Let’s tarry a while on Bekuta. The Nigerian Nobel Laureate, Wole Soyinka beat me to Bekuta by two trips. Not surprising; he is a son of Olumo Rock, Abeokuta and I am a son of Orukwu Rockhill, Ososo. Like Ososo, Abeokuta was a place of refuge. So, too, was the Jamaican Bekuta. Enslaved Africans who escaped from the oppression of the plantation system found refuge and ancestral echoes in the rocky landscape of Westmoreland, where Olumo Rock, having failed to protect them from slave raiders in Africa, had come to atone for its ancient failures. It came to protect them from their evil slave masters. The founders of Bekuta were the ancestors I would have had if Orukwu Rockhill had not stepped forward to protect my ancestors from the Ijalomo slave raiders.

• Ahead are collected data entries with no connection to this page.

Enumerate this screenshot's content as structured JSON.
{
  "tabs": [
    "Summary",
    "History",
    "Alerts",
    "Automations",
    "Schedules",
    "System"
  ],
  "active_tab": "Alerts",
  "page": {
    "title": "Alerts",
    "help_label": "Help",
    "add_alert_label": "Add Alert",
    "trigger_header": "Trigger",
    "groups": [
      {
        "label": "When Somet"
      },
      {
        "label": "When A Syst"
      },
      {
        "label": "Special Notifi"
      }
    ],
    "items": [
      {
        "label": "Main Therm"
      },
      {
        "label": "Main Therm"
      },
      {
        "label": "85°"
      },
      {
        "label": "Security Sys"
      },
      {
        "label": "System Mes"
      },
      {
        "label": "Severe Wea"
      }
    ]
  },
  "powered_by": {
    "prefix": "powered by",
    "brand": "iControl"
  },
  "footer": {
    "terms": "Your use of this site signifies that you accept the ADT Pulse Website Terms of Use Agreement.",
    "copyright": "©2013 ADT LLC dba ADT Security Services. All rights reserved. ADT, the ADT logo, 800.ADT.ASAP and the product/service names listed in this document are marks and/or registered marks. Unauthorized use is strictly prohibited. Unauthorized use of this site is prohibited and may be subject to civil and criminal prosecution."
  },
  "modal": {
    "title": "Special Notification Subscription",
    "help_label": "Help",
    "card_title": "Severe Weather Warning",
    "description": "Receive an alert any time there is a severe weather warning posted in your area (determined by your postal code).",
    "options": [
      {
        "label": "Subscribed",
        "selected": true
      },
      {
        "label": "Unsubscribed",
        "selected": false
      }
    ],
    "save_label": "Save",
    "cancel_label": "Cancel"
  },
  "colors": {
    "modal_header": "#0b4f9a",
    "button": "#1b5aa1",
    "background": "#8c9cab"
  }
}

These days, my dreams are populated by shapeshifters and identity benders. No sooner do I enter a dream than its citizens begin to transform from one nationality or ethnicity into another, and back. The only stable character in my dreams is Funso Aiyejina; born like me in Ososo, a Nigerian. But what does that mean? The one time I felt totally and truly Nigerian in Trinidad was that night in 1977, in that taxi with that Trinidadian driver who wanted to know about Africa. Now, in 2020, after a combined total of 33 years in the Caribbean, stubbornly holding onto my sole Nigerian citizenship, how Nigerian am I? In my first two collections of poems, Africa and the Caribbean often occur as discrete entities, with history as a bridge. By my third collection, The Errors of the Rendering, the presiding energy is as much the New World trickster, the Legba of Haitian voudou, as it is the Yoruba Elegbara of Nigeria, as much the Osun deity of Salybia in Trinidad as it is the Osun of fertility and creativity of Osogbo in the Old World. The grammar is at once Ososo, Yoruba, English and Trinidad Creole. Old World. New World. No longer purely a Continental African writer, my sensibility is a hybrid. My imagination shuttles between Badagry and Bridgetown.

Funso Aiyejina


Funso Aiyejina is a poet, short story writer, playwright, literary and cultural critic, and biographer. He is the author of three collections of poetry: A Letter to Lynda and Other Poems (winner of the Association of Nigerian Authors Poetry Prize); I, The Supreme and Other Poems, and The Errors of the Rendering. His play, The Character who Walked out on His Author has been performed in Jamaica, Nigeria, and Trinidad and Tobago. His collection of short stories, The Legend of the Rockhills and Other Stories won the Commonwealth Writers Prize (Africa). He has published extensively on the works of Earl Lovelace, his latest publication being Earl Lovelace (2017) in the Caribbean Biography Series from the University of the West Indies Press. He is Emeritus Professor of Literatures in English, The University of the West Indies, St Augustine, Trinidad and Tobago.